Thank you for listening...
ps...I vote for the therapy, if you are taking a poll :)
salome05
31-12-2007, 08:45 PM
hello again,
@tina: why is it such a good feeling to hurt oneself???
@two_isles: luckily the dog didn't get hurt... :Hug_emoticon: you have got a dog? i've got one, too. what kind of dog is it? (by the way: what does the logo-dog of the forum mean? and the slogan: t-hell with the dog - beware of owner??)
i wish you a wonderful new year... all the best...
salome
AmazonBelle
01-01-2008, 02:29 AM
I would be lost without therapy. It also eases the strain on my husband, who gets a break from hearing it when I share things with my therapist
salome05
01-01-2008, 08:16 PM
hello,
hm... i had a time, too, when therapy was necessary to disburden my husband... but there was the point, when i felt that i spoke about ALL my problems with my therapist only - i kind of excluded my husband from my life, even from things with no direct connection to my trauma. this was one of the points to take a break from therapy... i wanted to share my life with my husband... i did not want uns to drift apart... it is quite difficult to find the "golden way" between overstraining the partner and excluding him...
i don't know... we have our date in about a week - then we will know how to go on... :-)
happy new year!!!
s.
salome05
19-01-2008, 01:33 AM
the new therapist is still ill and cancelled our date again. so i have no more energy to wait. we will care about a new therapy later in my life.
i started my first job since my diagnosis. the first job for about 3 years... i like it. i have a nice boss. :-)
mightsurvive
23-01-2008, 05:38 AM
Hi Salome
Nice to meet you. I just thought i would let you know that i really identified with this post and wanted to offer a friendly hand of support to you. I also died during my trauma and somehow made it back. If you ever want to talk about it then u know where to find me.

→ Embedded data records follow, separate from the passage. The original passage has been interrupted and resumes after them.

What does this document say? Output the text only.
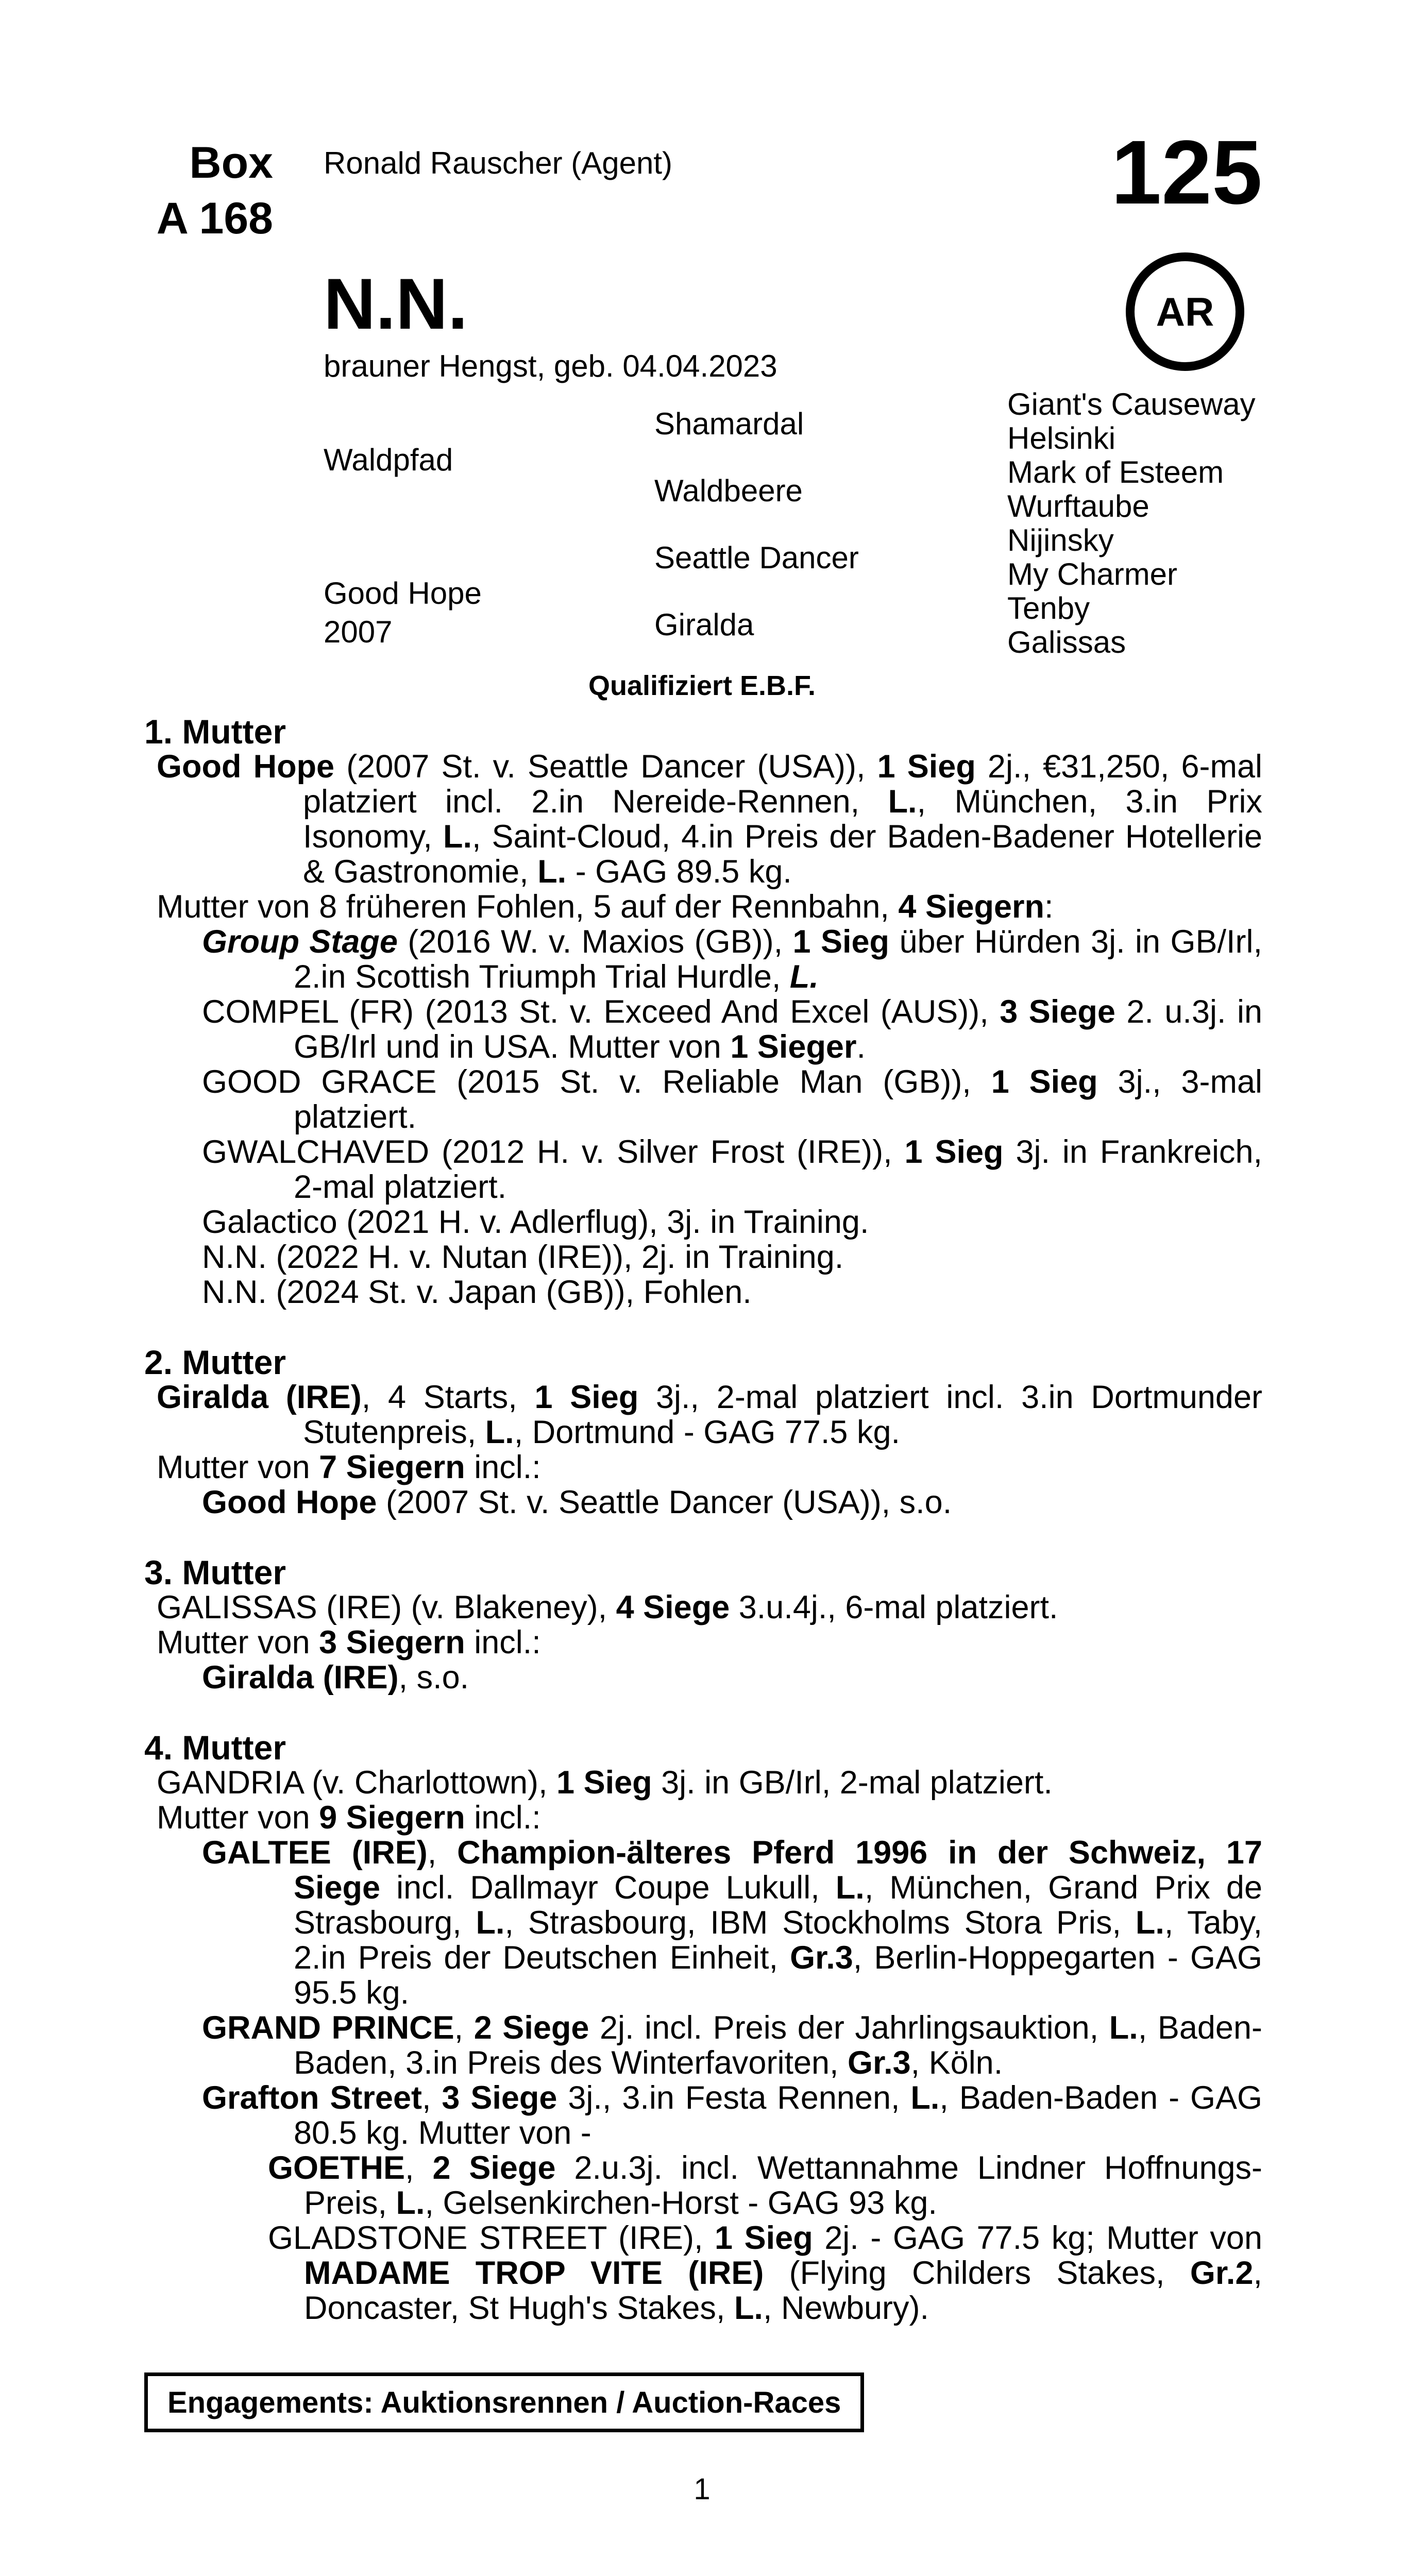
Box
A 168
Ronald Rauscher (Agent)	125
AR
N.N.
brauner Hengst, geb. 04.04.2023
Waldpfad
Good Hope
2007
Shamardal
Waldbeere
Seattle Dancer
Giralda
Giant's Causeway
Helsinki
Mark of Esteem
Wurftaube
Nijinsky
My Charmer
Tenby
Galissas
Qualifiziert E.B.F.
1. Mutter
Good Hope (2007 St. v. Seattle Dancer (USA)), 1 Sieg 2j., €31,250, 6-mal platziert incl. 2.in Nereide-Rennen, L., München, 3.in Prix Isonomy, L., Saint-Cloud, 4.in Preis der Baden-Badener Hotellerie & Gastronomie, L. - GAG 89.5 kg.
Mutter von 8 früheren Fohlen, 5 auf der Rennbahn, 4 Siegern:
Group Stage (2016 W. v. Maxios (GB)), 1 Sieg über Hürden 3j. in GB/Irl, 2.in Scottish Triumph Trial Hurdle, L.
COMPEL (FR) (2013 St. v. Exceed And Excel (AUS)), 3 Siege 2. u.3j. in GB/Irl und in USA. Mutter von 1 Sieger.
GOOD GRACE (2015 St. v. Reliable Man (GB)), 1 Sieg 3j., 3-mal platziert.
GWALCHAVED (2012 H. v. Silver Frost (IRE)), 1 Sieg 3j. in Frankreich, 2-mal platziert.
Galactico (2021 H. v. Adlerflug), 3j. in Training.
N.N. (2022 H. v. Nutan (IRE)), 2j. in Training.
N.N. (2024 St. v. Japan (GB)), Fohlen.
2. Mutter
Giralda (IRE), 4 Starts, 1 Sieg 3j., 2-mal platziert incl. 3.in Dortmunder Stutenpreis, L., Dortmund - GAG 77.5 kg.
Mutter von 7 Siegern incl.:
Good Hope (2007 St. v. Seattle Dancer (USA)), s.o.
3. Mutter
GALISSAS (IRE) (v. Blakeney), 4 Siege 3.u.4j., 6-mal platziert.
Mutter von 3 Siegern incl.:
Giralda (IRE), s.o.
4. Mutter
GANDRIA (v. Charlottown), 1 Sieg 3j. in GB/Irl, 2-mal platziert.
Mutter von 9 Siegern incl.:
GALTEE (IRE), Champion-älteres Pferd 1996 in der Schweiz, 17 Siege incl. Dallmayr Coupe Lukull, L., München, Grand Prix de Strasbourg, L., Strasbourg, IBM Stockholms Stora Pris, L., Taby, 2.in Preis der Deutschen Einheit, Gr.3, Berlin-Hoppegarten - GAG 95.5 kg.
GRAND PRINCE, 2 Siege 2j. incl. Preis der Jahrlingsauktion, L., Baden-Baden, 3.in Preis des Winterfavoriten, Gr.3, Köln.
Grafton Street, 3 Siege 3j., 3.in Festa Rennen, L., Baden-Baden - GAG 80.5 kg. Mutter von -
GOETHE, 2 Siege 2.u.3j. incl. Wettannahme Lindner Hoffnungs-Preis, L., Gelsenkirchen-Horst - GAG 93 kg.
GLADSTONE STREET (IRE), 1 Sieg 2j. - GAG 77.5 kg; Mutter von MADAME TROP VITE (IRE) (Flying Childers Stakes, Gr.2, Doncaster, St Hugh's Stakes, L., Newbury).
Engagements: Auktionsrennen / Auction-Races
1
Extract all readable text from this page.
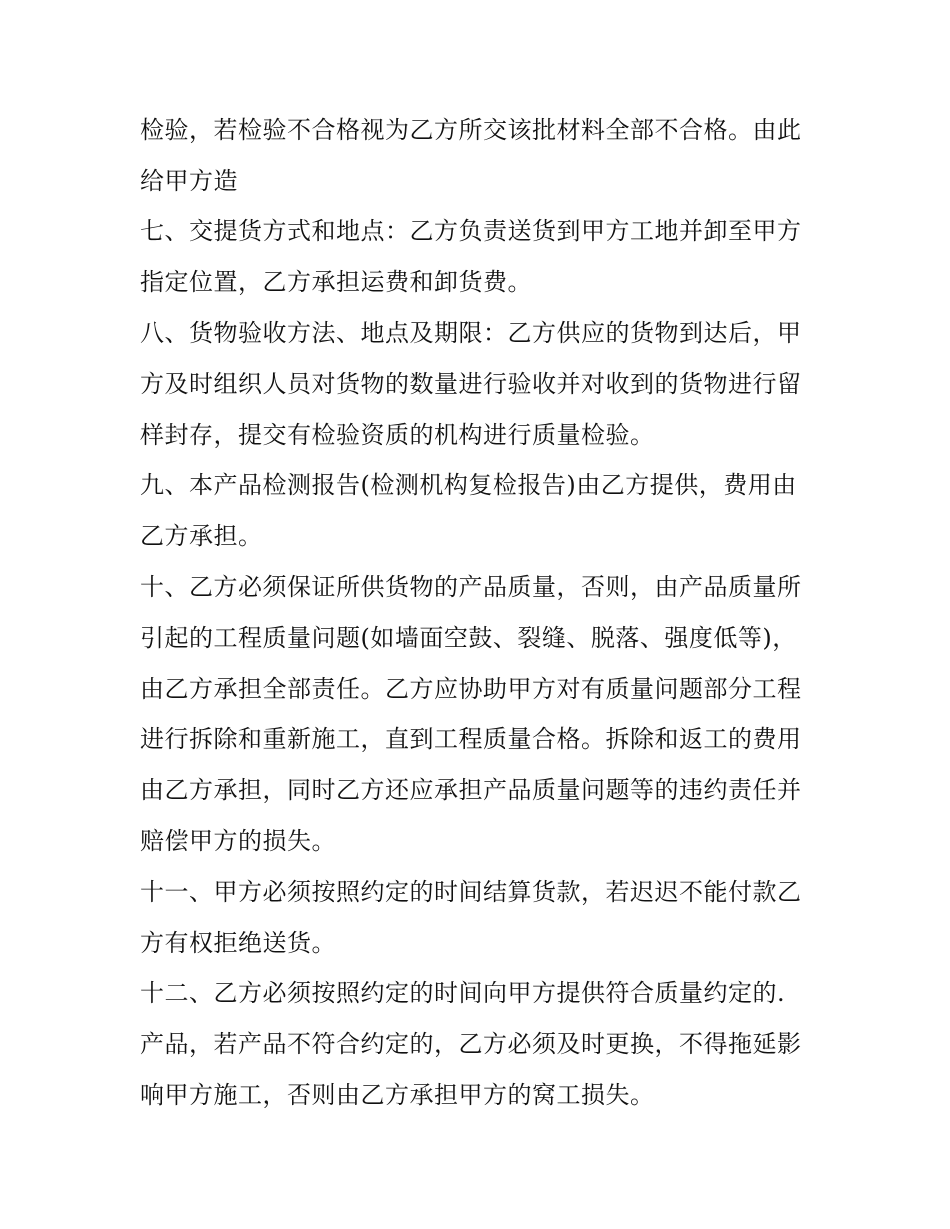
检验，若检验不合格视为乙方所交该批材料全部不合格。由此
给甲方造
七、交提货方式和地点：乙方负责送货到甲方工地并卸至甲方
指定位置，乙方承担运费和卸货费。
八、货物验收方法、地点及期限：乙方供应的货物到达后，甲
方及时组织人员对货物的数量进行验收并对收到的货物进行留
样封存，提交有检验资质的机构进行质量检验。
九、本产品检测报告(检测机构复检报告)由乙方提供，费用由
乙方承担。
十、乙方必须保证所供货物的产品质量，否则，由产品质量所
引起的工程质量问题(如墙面空鼓、裂缝、脱落、强度低等)，
由乙方承担全部责任。乙方应协助甲方对有质量问题部分工程
进行拆除和重新施工，直到工程质量合格。拆除和返工的费用
由乙方承担，同时乙方还应承担产品质量问题等的违约责任并
赔偿甲方的损失。
十一、甲方必须按照约定的时间结算货款，若迟迟不能付款乙
方有权拒绝送货。
十二、乙方必须按照约定的时间向甲方提供符合质量约定的.
产品，若产品不符合约定的，乙方必须及时更换，不得拖延影
响甲方施工，否则由乙方承担甲方的窝工损失。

Thinking of you.
salome05
25-01-2008, 03:08 AM
Hi,
thank you for your reply. :-) Whenever I think of that (my almost-dying experience) i immediately wish to die. :-( I do not know why I feel like this - my life is really good, I live in a more than good partnership, I have a cute daughter, I started to work again... I feel happy for most of the time - and then I think of this almost-die-moment and I could start crying: "Why wouldn't they let me die..."
Why???
Regards,
S.
mightsurvive
25-01-2008, 03:31 AM
hiya salome
Thats how i feel too. Just wish i had gone and not come back. I wont post about this again though because u dont deserve to feel like this. But when you're feeling so badly about it please do contact me and i will be there to support you. @}--'--,----
I am a teacher of Languages by the way - German and Spanish mainly. Your english is outstanding. Must have taken a lot of hard work. :-)
salome05
26-01-2008, 05:15 AM
Hello again,
thank you very much for telling me that you feel the same. i cannot explain why, but it really helps me to accept my "illogical" feelings whenever i get to know that i am not the only one in the world...
> But when you're feeling so badly about it please do contact me and i will be there to support you. @}--'--,----
:) thank you...
>I am a teacher of Languages by the way - German and Spanish mainly. Your english is outstanding. Must have taken a lot of hard work. :-)
*schäm* Me estas tomando el pelo? *lach* Sería más fácil escribir en espanol para mi... Cuando leo aquí veo que mi inglés ha empeorado mucho ya que no lo ha usado desde hace anos... No entiendo muchos expresiones norteamericanos... Auf jeden Fall fällt's leichter, in einer Fremdsprache zu schreiben als in der eigenen... me da más distancia a mis problemas...
un abrazo,
s.
mightsurvive
26-01-2008, 06:14 AM
jejeje - no estoy bromeando, para mi tambien es mejor escribir en espanol or aleman. Hablo aleman mucho mejor que espanol porque lo aprendo hace casi veinte anos. Aprendi el espanol en espana y por eso no entiendo algunas palabras de america del sur. Manchmal finde ich, dass es einfach nicht das Selbe ist, Fremdsprachen zu benutzen - einfacher zu sagen was ich sagen mochte. Komish oder? Wenn ich Deutsch spreche finde ich, dass die Gefuhle einfacher sind. Gar keine Ahnung warum.